Pursuant to Article 9 of the Law:
"(1) Information in the judicial registry;
a) Completion of the execution of the sentence or security measure,
b) waiver of complaint or effective remorse, which removes the criminal conviction with all its consequences,
c) Expiration of the criminal statute of limitations,
d) General amnesty,
In that case, it is deleted by the General Directorate of Judicial Registry and Statistics and taken into the archive record.
(2) Judicial registry information is completely deleted upon the death of the person concerned." For the deletion of the judicial record, the execution of the judgment must be completed. In other words, if there is a prison sentence, it must be completed, if there is a fine, it must be paid, if there is a suspended prison sentence, the postponement period must have expired. There are also exceptional cases such as the death of the person, general amnesty and expiration of the criminal statute of limitations. Criminal records do not disappear completely after they are deleted. This information is archived and kept in the archive record for a certain period of time.

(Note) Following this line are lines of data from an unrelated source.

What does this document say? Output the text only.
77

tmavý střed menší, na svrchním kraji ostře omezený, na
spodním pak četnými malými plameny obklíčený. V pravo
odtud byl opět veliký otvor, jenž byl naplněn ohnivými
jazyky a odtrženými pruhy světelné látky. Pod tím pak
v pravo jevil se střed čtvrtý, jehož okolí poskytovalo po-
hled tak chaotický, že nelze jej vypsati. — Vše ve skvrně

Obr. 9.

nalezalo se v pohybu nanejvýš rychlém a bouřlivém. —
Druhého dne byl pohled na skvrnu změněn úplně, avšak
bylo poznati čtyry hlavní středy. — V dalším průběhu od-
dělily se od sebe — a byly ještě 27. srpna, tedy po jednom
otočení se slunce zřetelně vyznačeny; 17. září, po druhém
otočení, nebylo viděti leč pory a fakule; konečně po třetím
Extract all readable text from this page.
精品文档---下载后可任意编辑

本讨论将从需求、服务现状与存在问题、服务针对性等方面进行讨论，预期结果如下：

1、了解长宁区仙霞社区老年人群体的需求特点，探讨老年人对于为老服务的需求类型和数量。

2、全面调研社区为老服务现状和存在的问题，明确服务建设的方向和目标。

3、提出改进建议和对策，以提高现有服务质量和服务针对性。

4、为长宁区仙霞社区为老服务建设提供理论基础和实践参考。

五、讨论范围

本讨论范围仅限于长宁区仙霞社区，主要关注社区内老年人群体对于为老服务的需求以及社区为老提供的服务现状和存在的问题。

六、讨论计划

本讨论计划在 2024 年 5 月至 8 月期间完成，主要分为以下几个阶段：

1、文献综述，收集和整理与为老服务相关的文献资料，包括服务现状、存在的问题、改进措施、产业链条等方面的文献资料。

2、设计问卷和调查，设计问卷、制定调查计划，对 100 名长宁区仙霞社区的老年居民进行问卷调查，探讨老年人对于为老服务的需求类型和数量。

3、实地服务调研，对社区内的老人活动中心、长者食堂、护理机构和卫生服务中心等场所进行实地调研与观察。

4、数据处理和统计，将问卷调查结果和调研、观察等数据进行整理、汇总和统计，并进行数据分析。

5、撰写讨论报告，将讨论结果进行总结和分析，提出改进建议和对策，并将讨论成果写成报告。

Article 12 of the Law No. 5352 should be examined in order to delete the records in the criminal record from both the criminal record and the archive record. According to this provision:
"a) Upon the death of the person concerned,
b) For the convictions that cause a deprivation of rights under Article 76 of the Constitution and the laws other than the Turkish Penal Code, from the date when the conditions for archiving the record are met;
1. After fifteen years, provided that a decision is taken to restore the prohibited rights,
2. after thirty years, without the condition that an order for the restoration of prohibited rights has been issued,
c) For other convictions, the record shall be completely deleted after five years have elapsed from the date on which the conditions for archiving the record are met.
(2) In the event that the act is decriminalized by law, the judicial registry and archive records relating to the conviction for this offense shall be completely deleted without a request.
(3) In the event that the decision of acquittal or non-prosecution is finalized as a result of reversal in favor of the law or renewal of the trial, the criminal record and archive record related to the previous conviction decision shall be completely deleted.
(4) (Addendum: 24/11/2016-6763/40 Art.) Records regarding the security measures imposed due to mental illness shall be completely deleted upon the completion of their execution."
In this context, if the conditions in the above-mentioned articles of the Law are met, it is possible for the person concerned to delete his/her criminal record and archive record by submitting a petition to the General Directorate of Judicial Registry and Statistics.
Another important issue is the deletion of HAGB records. In order to erase the HAGB decisions recorded in a special register within the judicial registry, five years must pass from the date of finalization of the decision. After five years, the HAGB verdict falls and is permanently deleted from the register in the judicial registry. It is possible for the person concerned to delete the HAGB record by applying to the court that issued the decision by submitting a petition.